> Kind of, except that a non-DSL API doesn't create any new syntax.
Internal DSLs are always (by definition) valid code in the host language; external DSL, where parsing and interpretation or compilation to executable code for raw text code in the DSL are implemented in the host language, are all new syntax, but “languages that encourage making DSL” are usually ones that are favored for internal, not external, DSLs.
I think that "internal DSL" is what the grandparent poster meant by API, so I just went with that.
I think the internal/external terminology might be kind of outdated, anyway? I think this might be the first time I've encountered it in the wild in over 10 years.
> I think that "internal DSL" is what the grandparent poster meant by API, so I just went with that.
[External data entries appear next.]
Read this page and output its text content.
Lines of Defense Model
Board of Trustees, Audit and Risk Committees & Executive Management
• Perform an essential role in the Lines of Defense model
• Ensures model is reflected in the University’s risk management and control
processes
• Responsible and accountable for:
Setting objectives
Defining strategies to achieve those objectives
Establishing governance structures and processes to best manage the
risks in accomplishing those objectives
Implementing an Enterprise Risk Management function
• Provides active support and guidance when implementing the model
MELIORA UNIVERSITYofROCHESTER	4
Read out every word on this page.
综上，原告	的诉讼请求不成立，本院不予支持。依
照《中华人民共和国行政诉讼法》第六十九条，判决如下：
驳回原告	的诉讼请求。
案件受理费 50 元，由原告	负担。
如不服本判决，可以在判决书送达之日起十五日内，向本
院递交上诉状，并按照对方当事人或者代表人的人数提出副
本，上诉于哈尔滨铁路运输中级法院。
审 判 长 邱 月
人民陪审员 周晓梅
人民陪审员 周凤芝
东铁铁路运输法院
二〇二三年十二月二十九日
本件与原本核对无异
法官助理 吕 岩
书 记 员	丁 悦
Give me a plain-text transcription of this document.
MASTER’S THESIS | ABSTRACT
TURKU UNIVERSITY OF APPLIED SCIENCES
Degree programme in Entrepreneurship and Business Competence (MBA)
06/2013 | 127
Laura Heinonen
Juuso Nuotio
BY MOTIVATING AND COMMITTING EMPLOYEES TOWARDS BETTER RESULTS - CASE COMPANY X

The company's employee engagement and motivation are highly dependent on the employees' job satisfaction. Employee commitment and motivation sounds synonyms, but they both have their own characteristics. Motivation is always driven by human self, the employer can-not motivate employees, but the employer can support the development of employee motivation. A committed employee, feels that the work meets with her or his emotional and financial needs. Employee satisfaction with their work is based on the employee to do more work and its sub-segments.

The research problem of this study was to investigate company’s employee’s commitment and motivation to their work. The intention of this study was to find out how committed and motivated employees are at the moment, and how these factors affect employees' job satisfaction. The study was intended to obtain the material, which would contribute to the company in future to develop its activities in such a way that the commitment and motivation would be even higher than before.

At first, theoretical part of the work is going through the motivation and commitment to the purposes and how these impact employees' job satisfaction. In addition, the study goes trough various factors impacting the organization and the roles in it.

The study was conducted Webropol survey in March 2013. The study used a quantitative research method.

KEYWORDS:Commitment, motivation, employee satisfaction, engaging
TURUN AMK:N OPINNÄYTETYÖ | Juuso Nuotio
When people talk about REBOL/Red (or Ruby or Lisps) encouraging making DSLs, they are referring to internal DSLs. In Ruby, these are just APIs consisting of normal objects and methods, in Lisps they often involve macro calls, which may or may not correspond to what people mean by an API, and in REBOL/Red the design of the language is such that “normal” functions can do things that would take macros in Lisp.
Internal DSLs are always (by definition) valid code in the host language; external DSL, where parsing and interpretation or compilation to executable code for raw text code in the DSL are implemented in the host language, are all new syntax, but “languages that encourage making DSL” are usually ones that are favored for internal, not external, DSLs.